Hyperplasia of usual type (HUT) is a benign abnormality in the breast. Although it is formed by cell proliferation, it is not cancer, but it is associated with a slightly increased risk of cancer developing subsequently. Women who have HUT have a risk of developing breast cancer of between 1.5 and 2 times that of the general population.
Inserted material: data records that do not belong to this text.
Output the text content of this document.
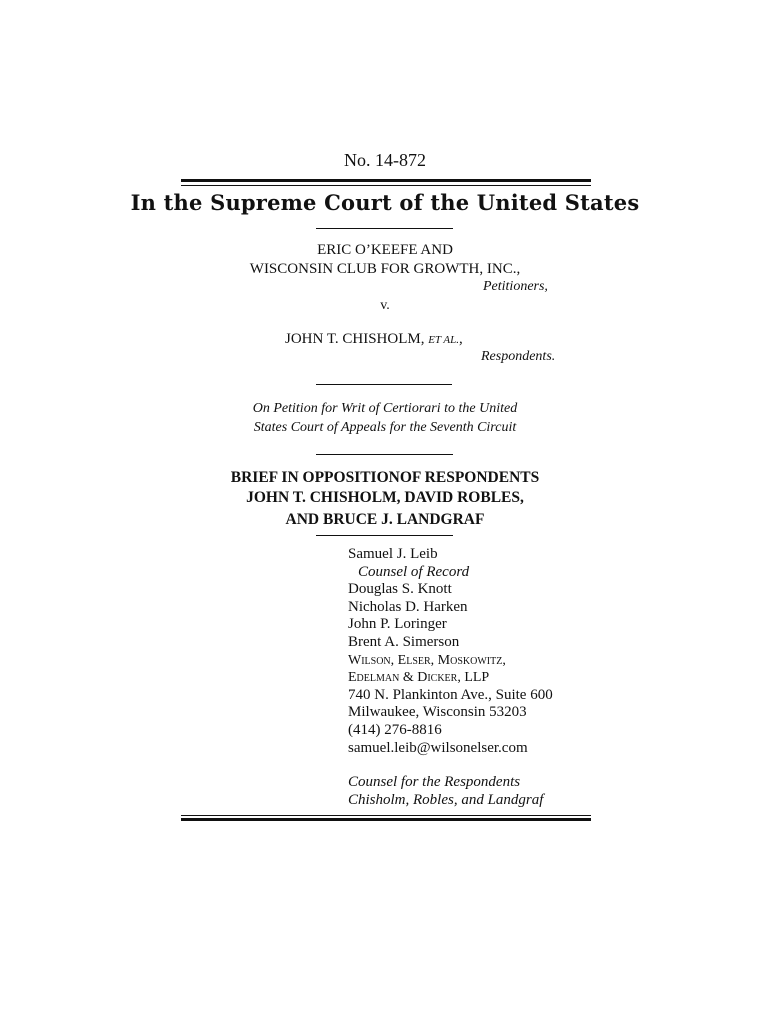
No. 14-872
In the Supreme Court of the United States
ERIC O’KEEFE AND
WISCONSIN CLUB FOR GROWTH, INC.,
Petitioners,
v.
JOHN T. CHISHOLM, ET AL.,
Respondents.
On Petition for Writ of Certiorari to the United
States Court of Appeals for the Seventh Circuit
BRIEF IN OPPOSITIONOF RESPONDENTS
JOHN T. CHISHOLM, DAVID ROBLES,
AND BRUCE J. LANDGRAF
Samuel J. Leib
Counsel of Record
Douglas S. Knott
Nicholas D. Harken
John P. Loringer
Brent A. Simerson
Wilson, Elser, Moskowitz,
Edelman & Dicker, LLP
740 N. Plankinton Ave., Suite 600
Milwaukee, Wisconsin 53203
(414) 276-8816
samuel.leib@wilsonelser.com
Counsel for the Respondents
Chisholm, Robles, and Landgraf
Normally HUT cannot be detected by self-examination, and is usually spotted during screening and diagnosed following a biopsy.
Dr Shaaban, working with Professor Christopher S. Foster, head of the hospital’s Pathology Laboratories, studied 674 biopsies from a 20-year period between 1979 and 1999 to see whether those samples that belonged to patients who had subsequently developed breast cancer contained different biological signals to samples from women who did not develop cancer. The biopsies included cases from 120 women who subsequently developed cancer and 382 who did not during the 20-year follow-up.
She found that in samples from women who had developed breast cancer subsequently, there was a high proportion of cells with receptors for the signals given out by ER alpha (an oestrogen receptor protein), Ki-67 (a nuclear protein which is only expressed in dividing cells), and hsp27 (an oestrogen-related heat shock protein).
Dr Shaaban said: “Our data show that there are clear differences between various types of HUT. By identifying those cases of HUT which show a high proportion of cells which have positive signals for ER alpha, Ki-67 and hsp27, it is possible to point to a subset of women with HUT who are at high risk of developing breast cancer.
“This study is an early step on the way to refining breast cancer risk. HUT has been reported increasingly since the advent of mammography. By identifying lesions likely to progress to breast cancer early in patients` lifetimes, prophylactic anti-oestrogen therapy could be offered to this particularly high-risk group. Moreover, for those who prove not to be at high risk, regular mammographic screening might not be a necessity. However, several years of clinical trials with long follow-up periods lie ahead before anti-oestrogens could be used as an effective preventive tool.”